Our newest efforts in malaria involve studying the effect of pre-existing immunity on vaccine efficacy against malaria. Anti-malarial vaccine candidates have been very effective in the laboratory setting, but show drastically reduced efficacy in endemic populations. In partnership with Dr. Alexis Kaushansky, we have been awarded a Keck Family Foundation Research Grant to begin to unravel the biological and immunological reasons for reduced vaccine efficacy. These studies will focus on evaluating the interactions between host immunity and invading pathogens, with an emphasis on conducting studies with single-cell resolution. We hope to identify how the presence of partial, non-effective immunity perturbs the development of protective vaccine responses.

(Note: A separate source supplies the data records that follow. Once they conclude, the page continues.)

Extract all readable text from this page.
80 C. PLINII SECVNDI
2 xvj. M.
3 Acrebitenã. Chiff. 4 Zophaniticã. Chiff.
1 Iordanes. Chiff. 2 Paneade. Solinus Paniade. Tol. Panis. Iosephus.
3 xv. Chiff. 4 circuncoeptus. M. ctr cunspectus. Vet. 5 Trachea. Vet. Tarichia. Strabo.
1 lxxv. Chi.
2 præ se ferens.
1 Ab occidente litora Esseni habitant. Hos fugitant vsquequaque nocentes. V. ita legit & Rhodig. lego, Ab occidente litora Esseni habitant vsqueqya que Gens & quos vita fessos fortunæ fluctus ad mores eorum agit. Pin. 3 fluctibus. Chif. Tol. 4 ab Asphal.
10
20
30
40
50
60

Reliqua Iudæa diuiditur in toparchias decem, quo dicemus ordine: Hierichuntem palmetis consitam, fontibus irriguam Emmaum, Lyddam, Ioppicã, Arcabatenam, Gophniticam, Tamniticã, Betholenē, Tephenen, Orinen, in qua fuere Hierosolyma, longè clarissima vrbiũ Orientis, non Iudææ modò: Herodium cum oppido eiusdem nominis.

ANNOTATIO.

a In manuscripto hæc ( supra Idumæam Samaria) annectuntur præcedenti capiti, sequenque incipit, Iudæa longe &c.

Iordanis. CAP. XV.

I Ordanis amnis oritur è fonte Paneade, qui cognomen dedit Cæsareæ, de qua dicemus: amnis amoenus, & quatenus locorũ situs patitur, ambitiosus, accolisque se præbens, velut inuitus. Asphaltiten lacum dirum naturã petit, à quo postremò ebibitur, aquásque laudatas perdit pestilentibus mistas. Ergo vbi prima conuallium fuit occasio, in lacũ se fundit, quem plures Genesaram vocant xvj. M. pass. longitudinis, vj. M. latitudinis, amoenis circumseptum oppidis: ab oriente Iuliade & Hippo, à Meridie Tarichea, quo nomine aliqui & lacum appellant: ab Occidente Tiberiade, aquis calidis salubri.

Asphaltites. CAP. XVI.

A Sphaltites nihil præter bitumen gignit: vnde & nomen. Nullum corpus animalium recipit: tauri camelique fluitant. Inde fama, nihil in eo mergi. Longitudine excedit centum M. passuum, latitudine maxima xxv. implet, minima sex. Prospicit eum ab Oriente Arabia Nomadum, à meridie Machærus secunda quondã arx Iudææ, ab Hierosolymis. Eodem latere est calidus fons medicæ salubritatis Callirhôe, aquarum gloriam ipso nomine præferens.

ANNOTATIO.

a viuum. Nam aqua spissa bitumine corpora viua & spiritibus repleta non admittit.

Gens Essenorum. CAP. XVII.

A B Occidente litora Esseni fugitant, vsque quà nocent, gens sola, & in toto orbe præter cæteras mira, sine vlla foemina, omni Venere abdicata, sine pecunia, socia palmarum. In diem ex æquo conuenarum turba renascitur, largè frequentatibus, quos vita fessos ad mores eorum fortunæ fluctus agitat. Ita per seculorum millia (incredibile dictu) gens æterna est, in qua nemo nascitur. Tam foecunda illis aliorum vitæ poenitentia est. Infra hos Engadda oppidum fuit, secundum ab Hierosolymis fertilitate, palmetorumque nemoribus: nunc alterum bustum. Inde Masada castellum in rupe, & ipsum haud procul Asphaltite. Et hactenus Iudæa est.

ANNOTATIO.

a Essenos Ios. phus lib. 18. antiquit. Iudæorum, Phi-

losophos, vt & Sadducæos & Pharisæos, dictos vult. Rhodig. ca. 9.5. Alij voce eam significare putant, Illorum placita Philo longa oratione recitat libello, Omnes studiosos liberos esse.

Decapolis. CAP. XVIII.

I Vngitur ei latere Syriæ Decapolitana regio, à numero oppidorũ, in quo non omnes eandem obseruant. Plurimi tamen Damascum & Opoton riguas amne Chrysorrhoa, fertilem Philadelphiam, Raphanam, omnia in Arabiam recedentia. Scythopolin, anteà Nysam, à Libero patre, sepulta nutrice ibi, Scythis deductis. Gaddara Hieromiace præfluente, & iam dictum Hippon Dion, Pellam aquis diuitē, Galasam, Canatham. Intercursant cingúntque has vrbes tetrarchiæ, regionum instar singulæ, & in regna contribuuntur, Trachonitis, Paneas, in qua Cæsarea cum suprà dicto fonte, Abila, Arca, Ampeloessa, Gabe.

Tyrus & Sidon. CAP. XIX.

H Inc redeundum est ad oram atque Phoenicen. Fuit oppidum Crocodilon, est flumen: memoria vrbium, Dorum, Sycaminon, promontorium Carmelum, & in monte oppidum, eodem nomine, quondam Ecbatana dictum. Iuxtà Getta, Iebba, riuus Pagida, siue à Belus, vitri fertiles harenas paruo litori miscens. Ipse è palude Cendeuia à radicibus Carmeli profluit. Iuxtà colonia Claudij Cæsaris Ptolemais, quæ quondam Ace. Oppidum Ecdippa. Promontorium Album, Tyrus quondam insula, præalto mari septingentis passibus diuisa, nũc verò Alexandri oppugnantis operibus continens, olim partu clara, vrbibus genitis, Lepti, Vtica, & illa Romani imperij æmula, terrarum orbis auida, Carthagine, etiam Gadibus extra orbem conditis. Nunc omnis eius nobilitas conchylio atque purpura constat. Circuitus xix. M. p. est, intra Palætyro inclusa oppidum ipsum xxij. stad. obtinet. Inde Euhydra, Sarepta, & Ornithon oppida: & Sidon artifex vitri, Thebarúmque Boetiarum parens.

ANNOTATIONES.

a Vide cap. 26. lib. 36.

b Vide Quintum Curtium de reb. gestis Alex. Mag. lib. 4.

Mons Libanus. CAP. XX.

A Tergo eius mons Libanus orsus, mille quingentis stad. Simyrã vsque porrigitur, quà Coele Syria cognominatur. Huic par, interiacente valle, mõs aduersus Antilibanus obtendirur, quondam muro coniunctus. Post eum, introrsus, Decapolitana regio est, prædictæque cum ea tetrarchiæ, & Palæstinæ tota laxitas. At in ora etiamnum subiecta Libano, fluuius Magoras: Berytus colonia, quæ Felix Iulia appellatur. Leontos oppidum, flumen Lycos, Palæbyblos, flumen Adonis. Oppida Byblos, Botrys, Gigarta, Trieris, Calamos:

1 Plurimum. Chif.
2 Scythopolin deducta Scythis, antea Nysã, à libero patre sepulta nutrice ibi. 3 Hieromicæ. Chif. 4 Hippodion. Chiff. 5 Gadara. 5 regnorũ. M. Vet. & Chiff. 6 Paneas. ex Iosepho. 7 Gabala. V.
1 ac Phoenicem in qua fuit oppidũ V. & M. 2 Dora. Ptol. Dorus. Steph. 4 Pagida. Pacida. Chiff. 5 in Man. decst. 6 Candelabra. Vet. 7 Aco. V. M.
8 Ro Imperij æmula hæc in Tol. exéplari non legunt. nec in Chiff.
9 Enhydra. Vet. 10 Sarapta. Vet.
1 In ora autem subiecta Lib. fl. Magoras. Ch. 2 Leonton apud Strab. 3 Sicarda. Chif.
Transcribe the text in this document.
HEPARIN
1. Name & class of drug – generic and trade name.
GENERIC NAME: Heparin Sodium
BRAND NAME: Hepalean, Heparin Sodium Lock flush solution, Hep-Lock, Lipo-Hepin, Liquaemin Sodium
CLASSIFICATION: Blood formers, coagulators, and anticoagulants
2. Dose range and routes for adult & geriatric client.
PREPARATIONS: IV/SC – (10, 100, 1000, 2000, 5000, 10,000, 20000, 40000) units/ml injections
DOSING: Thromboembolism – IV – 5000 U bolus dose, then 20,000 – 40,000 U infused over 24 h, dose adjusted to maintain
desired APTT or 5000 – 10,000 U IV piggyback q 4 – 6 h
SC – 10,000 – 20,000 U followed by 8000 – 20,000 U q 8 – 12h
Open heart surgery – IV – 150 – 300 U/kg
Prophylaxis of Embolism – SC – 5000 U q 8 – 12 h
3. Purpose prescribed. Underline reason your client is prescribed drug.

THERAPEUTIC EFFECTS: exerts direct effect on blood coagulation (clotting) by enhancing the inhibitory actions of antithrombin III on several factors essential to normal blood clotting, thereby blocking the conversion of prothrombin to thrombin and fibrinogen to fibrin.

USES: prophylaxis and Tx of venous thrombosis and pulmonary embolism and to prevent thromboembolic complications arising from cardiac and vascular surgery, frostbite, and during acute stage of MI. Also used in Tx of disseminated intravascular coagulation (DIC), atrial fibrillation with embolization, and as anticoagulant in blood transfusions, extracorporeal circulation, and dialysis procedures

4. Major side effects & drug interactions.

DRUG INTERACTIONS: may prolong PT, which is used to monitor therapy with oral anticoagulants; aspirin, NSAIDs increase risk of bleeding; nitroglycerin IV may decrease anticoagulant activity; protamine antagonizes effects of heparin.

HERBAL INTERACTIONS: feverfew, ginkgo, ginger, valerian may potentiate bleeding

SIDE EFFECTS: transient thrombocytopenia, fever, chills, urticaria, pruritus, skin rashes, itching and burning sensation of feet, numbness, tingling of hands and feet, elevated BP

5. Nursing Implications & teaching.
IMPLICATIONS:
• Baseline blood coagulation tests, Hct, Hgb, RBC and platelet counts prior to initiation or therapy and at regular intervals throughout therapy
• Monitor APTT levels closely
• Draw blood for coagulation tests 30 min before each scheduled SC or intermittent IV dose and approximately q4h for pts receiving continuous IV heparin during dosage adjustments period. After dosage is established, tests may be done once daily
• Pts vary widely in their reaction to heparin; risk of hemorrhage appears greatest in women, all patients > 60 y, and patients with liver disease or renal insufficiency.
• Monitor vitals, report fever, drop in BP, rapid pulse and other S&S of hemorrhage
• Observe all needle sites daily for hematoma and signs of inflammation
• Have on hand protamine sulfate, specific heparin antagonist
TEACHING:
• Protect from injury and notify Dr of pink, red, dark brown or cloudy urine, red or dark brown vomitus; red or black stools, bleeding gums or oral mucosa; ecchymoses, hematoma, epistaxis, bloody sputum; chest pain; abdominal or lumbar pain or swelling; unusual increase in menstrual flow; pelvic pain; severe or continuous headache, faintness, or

Themes in malaria research:
- Pre-erythrocytic and blood stage vaccine candidate development
- Vaccine development to prevent clinical P. vivax relapse
- Identification of the correlates of protection from Plasmodium invasion
- Alterations of vaccine efficacy by pre-existing anti-malarial immunity
About Dr. Noah Sather
Noah Sather, PhD, is an associate professor at the Center for Global Infectious Disease Research. He joined the center in 2015 to advance its programs in vaccine development for HIV-1 and malaria. Sather received his PhD at Wayne State University in biological sciences, where his thesis work focused on a systems analysis to unravel the secrets of developmental biology. He joined the center as a postdoctoral fellow in the laboratory of Dr. Leo Stamatatos, where he worked to understand how anti–HIV-1 antibodies develop. Outside of the lab, he enjoys hanging out with his kids, kayaking, snowboarding and camping.